Above: Cardano (ADAUSD)
Cardano’s daily candlestick close for October 20th was bullish – the most precise and bullish daily candlesticks since August 18th. In addition, the candlestick pattern was a bullish engulfing candlestick. Engulfing candlesticks are some of the most sought-after candlestick patterns because they represent such significant strength and bias in a particular market direction – in Cardano’s case, that would be higher. During the UK and EU trading session and into the early NY session, Cardano looked poised to break out higher. It has moved higher by as much as 6% and looking poised to threaten a breakout above the Cloud. However, that did not occur.
Instead, Cardano was rejected against the shared resistances at $2.22 (Senkou Span B and the Kijun-Sen) as well as the 38.2% Fibonacci retracement at $2.38. As a result, it is now trading in the same conditions on Tuesday: below the Tenkan-Sen, Kijun-Sen, Senkou Span A, and Senkou Span B. If Cardano closes below $2.22, then this will be the fifth consecutive daily close below the Cloud. As a result, bulls may have concerns that today’s trading behavior is a precursor to some lower price for Cardano.
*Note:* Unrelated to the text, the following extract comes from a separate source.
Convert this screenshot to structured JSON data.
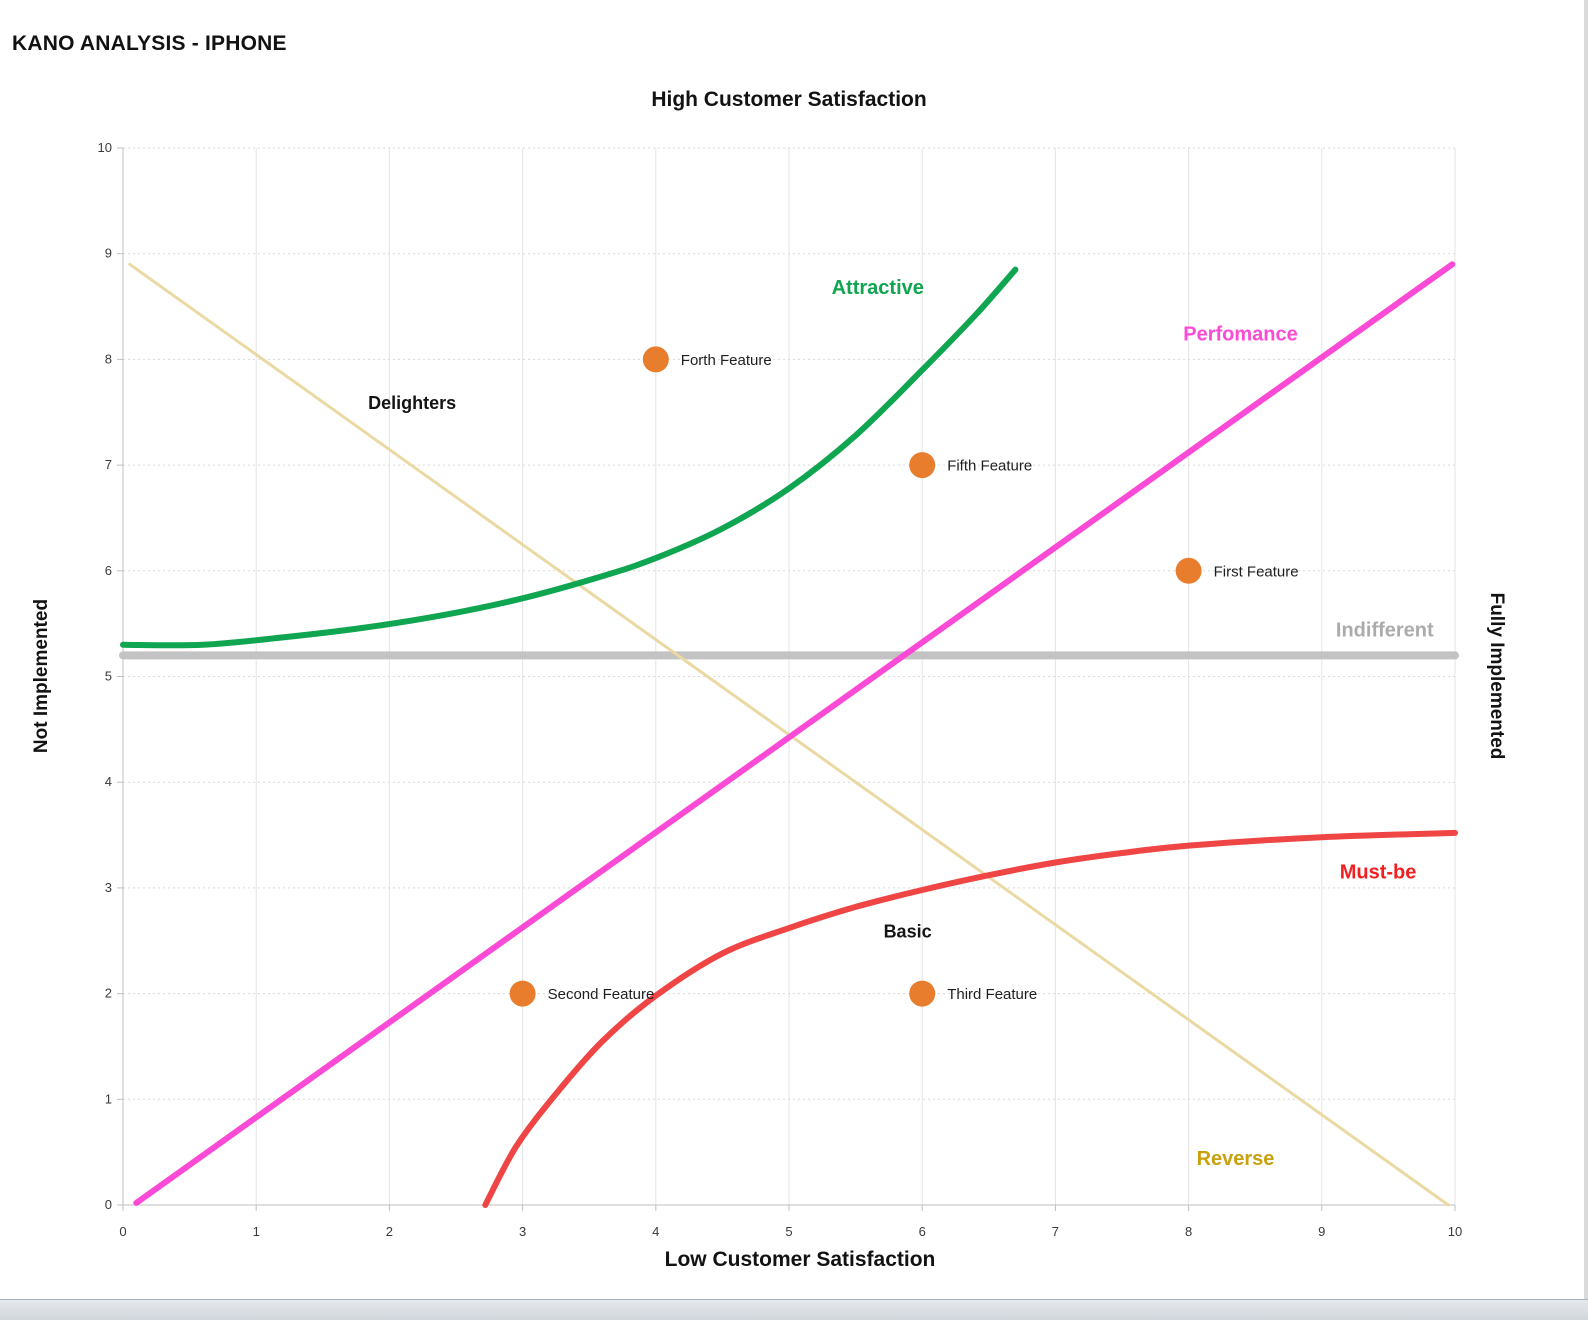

One positive development on the daily Ichimoku chart for Cardano is the status of the Optex Bands. Most cryptocurrencies currently show the Optex Bands reading near extreme overbought conditions – Cardano is the opposite. Cardano’s Optex Bands are nearly right on top of the first oversold level. Cardano could test the Fibonacci confluence zone near the $2.00 before finding support, and that would likely put the Optex Bands into extreme oversold levels. From there, Cardano could launch higher.
Ultimately, the close that I need to see, to be convinced that Cardano is on the way to new all-time highs, is when the close is above the Cloud and the Chikou Span is above the candlesticks. Both of those conditions will be true if Cardano can close at or above $2.36.